Eurig Druce, group managing director for Stellantis in the UK, which owns brands such as Vauxhall, Peugeot and Citroen, called for the review of the ZEV Mandate to be brought forward to early this year as “the UK is increasingly out of step with the position in Europe and the rest of the world”.

Speaking to the BBC’s Today programme, he said speeding up the review would give manufacturers “certainty” when making investment decisions and also help “consumers to make the right choice for the cars that they want to buy for their future”.

Bar chart showing the share of total new car registrations by year that were battery electric vehicles. The bars increase each year from a low of less than 1 percent in 2016 to 23.4 percent in 2025

Some commentators are more positive about the ZEV Mandate, however.

Colin Walker of the Energy and Climate intelligence Unit, an environmental research group, welcomed the latest registration figures.

“2025 has been another bumper year for EV sales, with nearly one in four cars sold in 2025 being an EV,” he said.

“This policy in turn will boost the UK’s second-hand market where the majority of us buy our cars, easing cost of living concerns for drivers.”

But Ginny Buckley, chief executive of the EV consumer advice site Electrifying.com, warned that many drivers still did not feel confident about the prospect of driving an EV.

“Moving EV sales from one in four new cars to one in three by the end of the year won’t happen on momentum alone. Alongside the growing choice of EVs, buyers need confidence, clear messaging and policy stability.”

The government has brought forward a number of measures to support the take-up of electric vehicles over the past year.

They include the £2bn Electric Car Grant Scheme, which provides up to £3,750 towards the cost of buying an electric vehicle, as well as significant funding for charging infrastructure.

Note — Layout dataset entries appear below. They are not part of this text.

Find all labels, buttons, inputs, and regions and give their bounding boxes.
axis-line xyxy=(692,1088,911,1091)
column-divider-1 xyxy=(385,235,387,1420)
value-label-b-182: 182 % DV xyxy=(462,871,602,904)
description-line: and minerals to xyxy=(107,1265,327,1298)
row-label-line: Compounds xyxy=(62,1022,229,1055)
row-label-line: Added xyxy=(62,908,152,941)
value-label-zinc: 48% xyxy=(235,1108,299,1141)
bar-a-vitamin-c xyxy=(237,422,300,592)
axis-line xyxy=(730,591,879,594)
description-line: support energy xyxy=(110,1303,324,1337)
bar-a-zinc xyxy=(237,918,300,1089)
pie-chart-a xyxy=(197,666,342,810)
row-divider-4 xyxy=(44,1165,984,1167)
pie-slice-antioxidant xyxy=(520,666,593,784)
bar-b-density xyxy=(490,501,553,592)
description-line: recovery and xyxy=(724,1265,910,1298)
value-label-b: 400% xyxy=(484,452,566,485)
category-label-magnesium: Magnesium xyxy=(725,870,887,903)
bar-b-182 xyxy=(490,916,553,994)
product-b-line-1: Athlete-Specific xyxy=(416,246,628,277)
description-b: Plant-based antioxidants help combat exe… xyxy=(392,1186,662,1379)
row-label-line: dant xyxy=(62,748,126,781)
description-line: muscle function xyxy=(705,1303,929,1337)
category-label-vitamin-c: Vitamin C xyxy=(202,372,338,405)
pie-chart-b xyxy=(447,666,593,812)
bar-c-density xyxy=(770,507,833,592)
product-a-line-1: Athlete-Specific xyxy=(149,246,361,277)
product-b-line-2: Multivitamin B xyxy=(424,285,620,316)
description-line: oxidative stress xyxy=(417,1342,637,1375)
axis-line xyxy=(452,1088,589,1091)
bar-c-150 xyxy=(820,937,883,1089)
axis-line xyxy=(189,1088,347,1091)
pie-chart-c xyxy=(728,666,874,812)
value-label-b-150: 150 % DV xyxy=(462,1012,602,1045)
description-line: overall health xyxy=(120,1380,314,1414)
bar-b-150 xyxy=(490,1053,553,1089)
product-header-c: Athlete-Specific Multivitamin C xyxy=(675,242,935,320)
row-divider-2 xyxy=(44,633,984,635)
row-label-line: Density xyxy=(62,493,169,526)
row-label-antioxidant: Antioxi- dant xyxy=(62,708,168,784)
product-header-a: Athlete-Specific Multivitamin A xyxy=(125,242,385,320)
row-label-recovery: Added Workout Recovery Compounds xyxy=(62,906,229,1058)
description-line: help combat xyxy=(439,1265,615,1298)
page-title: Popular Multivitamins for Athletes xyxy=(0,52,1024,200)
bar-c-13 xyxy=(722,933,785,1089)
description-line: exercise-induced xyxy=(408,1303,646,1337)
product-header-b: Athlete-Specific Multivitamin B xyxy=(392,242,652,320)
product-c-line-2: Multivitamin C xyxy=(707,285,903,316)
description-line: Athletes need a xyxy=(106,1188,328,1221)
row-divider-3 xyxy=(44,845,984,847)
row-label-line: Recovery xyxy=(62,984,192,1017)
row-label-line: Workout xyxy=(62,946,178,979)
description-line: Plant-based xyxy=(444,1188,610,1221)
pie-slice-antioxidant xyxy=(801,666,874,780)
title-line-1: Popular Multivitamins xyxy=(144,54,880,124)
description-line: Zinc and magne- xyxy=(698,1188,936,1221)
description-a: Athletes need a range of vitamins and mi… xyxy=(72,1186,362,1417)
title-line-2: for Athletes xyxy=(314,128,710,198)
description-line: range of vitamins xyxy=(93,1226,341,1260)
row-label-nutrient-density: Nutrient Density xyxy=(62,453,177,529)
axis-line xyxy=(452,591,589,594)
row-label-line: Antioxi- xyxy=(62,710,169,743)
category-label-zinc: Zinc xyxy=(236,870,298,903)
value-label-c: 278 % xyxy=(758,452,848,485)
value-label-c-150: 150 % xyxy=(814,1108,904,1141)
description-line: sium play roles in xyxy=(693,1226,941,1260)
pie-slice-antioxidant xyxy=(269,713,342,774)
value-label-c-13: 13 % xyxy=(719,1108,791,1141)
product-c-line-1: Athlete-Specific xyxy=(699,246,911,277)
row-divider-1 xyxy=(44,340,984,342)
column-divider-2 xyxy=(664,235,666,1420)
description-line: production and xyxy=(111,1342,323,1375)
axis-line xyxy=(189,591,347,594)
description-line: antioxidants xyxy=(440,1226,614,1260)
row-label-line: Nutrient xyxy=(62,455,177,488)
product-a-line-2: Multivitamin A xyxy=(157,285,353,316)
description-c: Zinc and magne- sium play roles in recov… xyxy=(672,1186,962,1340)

However, in the autumn Budget, it also announced plans to introduce a “per mile” tax on electric vehicles – a measure designed to offset some of the reduction in fuel duty revenues caused by the transition to electric vehicles.

According to the independent Office for Budget Responsibility, the incentives could generate about 320,000 extra EV sales over a five-year period. But it says the new tax is likely to counteract that by cutting sales by about 440,000 – leading to an overall reduction of 120,000.

“This is one of the challenges we see,” said Hawes.

“To have a technological shift like this, you need consistent, coherent and compelling messaging and support.

“Even the announcement of a tax specifically on EVs will send a very conflicting message to consumers.”

Transport minister Keir Mather insisted government investment was “driving EV uptake, with sales up nearly 24% on the year, meaning one in four new cars sold are electric and there are nearly half a million new EVs on Britain’s roads since 2024”.